Jay Leno is weighing in on the state of late-night comedy—and he’s not holding back.
In a candid interview with the Ronald Reagan Presidential Foundation & Institute, the 75-year-old former Tonight Show host criticized today’s late-night scene for becoming too politically slanted, just days after CBS announced the sudden cancellation of The Late Show with Stephen Colbert, the top-rated program in its time slot.
“I love political humor, don’t get me wrong,” Leno said, “but what happens is people cozy up too much to one side or the other. Nobody wants to be lectured.”
The legendary comedian, who helmed The Tonight Show from 1992 to 2014 (with a brief hiatus during the infamous Conan O’Brien transition), reflected on his own approach to topical humor. He said his goal was always to unify audiences, not divide them.
“Why shoot for half an audience?” Leno asked. “Why not try to get the whole? I don’t understand why you’d alienate one side. Or just don’t go there at all—just be funny.”
Leno said he used to take pride when his jokes triggered criticism from both sides of the political aisle. “If I got hate mail from Republicans and Democrats over the same joke, I knew I was doing it right,” he said. “That meant I was hitting a broad audience.”
His comments come amid growing speculation about the reasons behind The Late Show’s abrupt end on July 17, despite the show’s continued ratings dominance and fresh Emmy nomination. While CBS claimed the cancellation was “purely a financial decision” unrelated to performance or content, many pointed to Colbert’s recent criticism of CBS parent company Paramount and its high-profile financial donation to President Donald Trump’s future presidential library—a deal tied to Paramount’s pending merger with Skydance.
The move drew attention not just from Colbert’s fans, but also from President Trump himself, who took a public victory lap after the news broke.

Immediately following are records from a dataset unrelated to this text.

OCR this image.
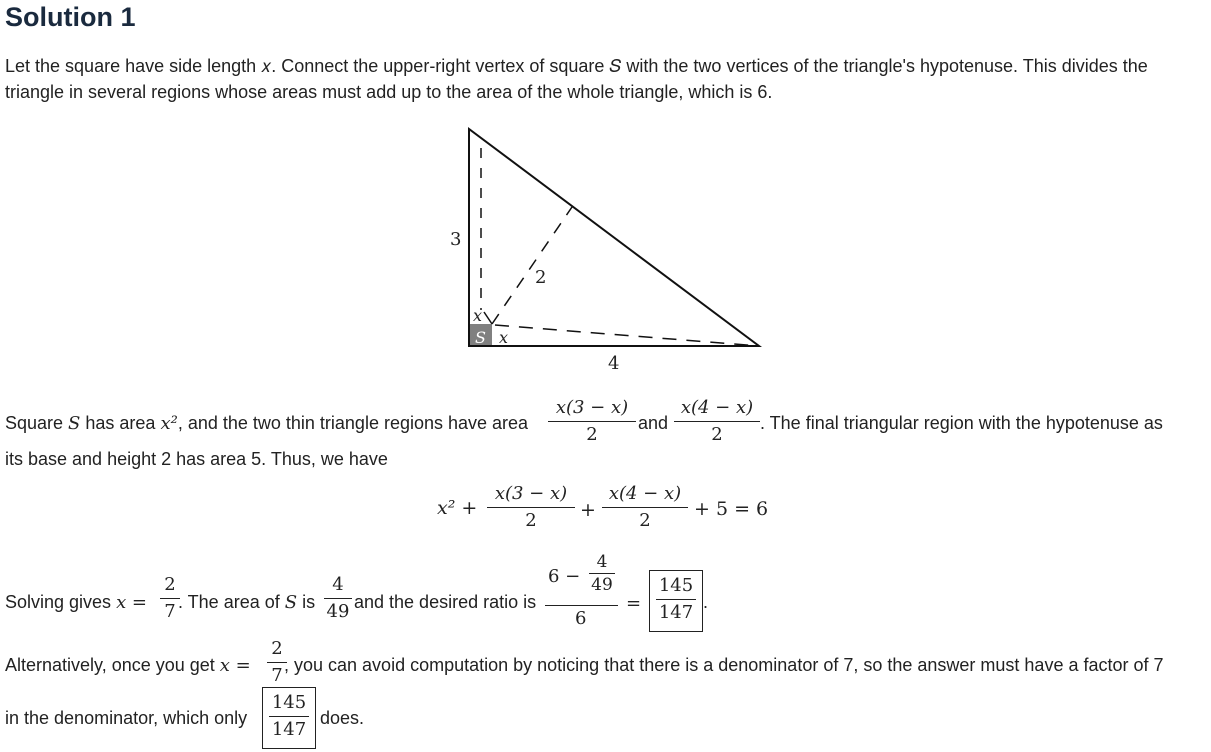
Solution 1
Let the square have side length 𝑥. Connect the upper-right vertex of square 𝑆 with the two vertices of the triangle's hypotenuse. This divides the
triangle in several regions whose areas must add up to the area of the whole triangle, which is 6.
3
2
x
S x
4
Square S has area x², and the two thin triangle regions have area
x(3 − x)
2
and
x(4 − x)
2
. The final triangular region with the hypotenuse as
its base and height 2 has area 5. Thus, we have
x² +
x(3 − x)
2	+
x(4 − x)
2
+ 5 = 6
Solving gives x =
2
7 . The area of S is
4
49 and the desired ratio is
6 −
4
49
6
=
145
147 .
Alternatively, once you get x =
2
7 , you can avoid computation by noticing that there is a denominator of 7, so the answer must have a factor of 7
in the denominator, which only
145
147
does.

On July 22, Trump posted on Truth Social:
“The word is, and it’s a strong word at that, Jimmy Kimmel is NEXT to go in the untalented Late Night Sweepstakes, and, shortly thereafter, [Jimmy] Fallon will be gone. These are people with absolutely NO TALENT, who were paid Millions of Dollars for, in all cases, destroying what used to be GREAT Television.”
Trump also praised the decline of political comedy in general, suggesting he had a “major part” in its collapse.
Many of Colbert’s peers, including Fallon, Kimmel, Seth Meyers, Jon Stewart, John Oliver, and Andy Cohen, rallied behind him following the cancellation. But even as they offered support, the political undertones of their shows remain a lightning rod—especially for critics like Leno.
Kimmel, who has long clashed with Trump, has made no secret of his refusal to tone down political commentary. On the Naked Lunch podcast in 2022, he admitted he was ready to walk away from ABC if the network ever tried to silence his Trump jokes.
“I said, ‘If that’s what you want to do, get someone else to host the show. I’m not going to stop just to keep viewers who don’t want to hear the truth,’” Kimmel recalled.
Leno, for his part, maintains that humor doesn’t have to come at the cost of unity. “You don’t have to pick a side to be funny,” he said. “You just have to be honest—and entertaining.”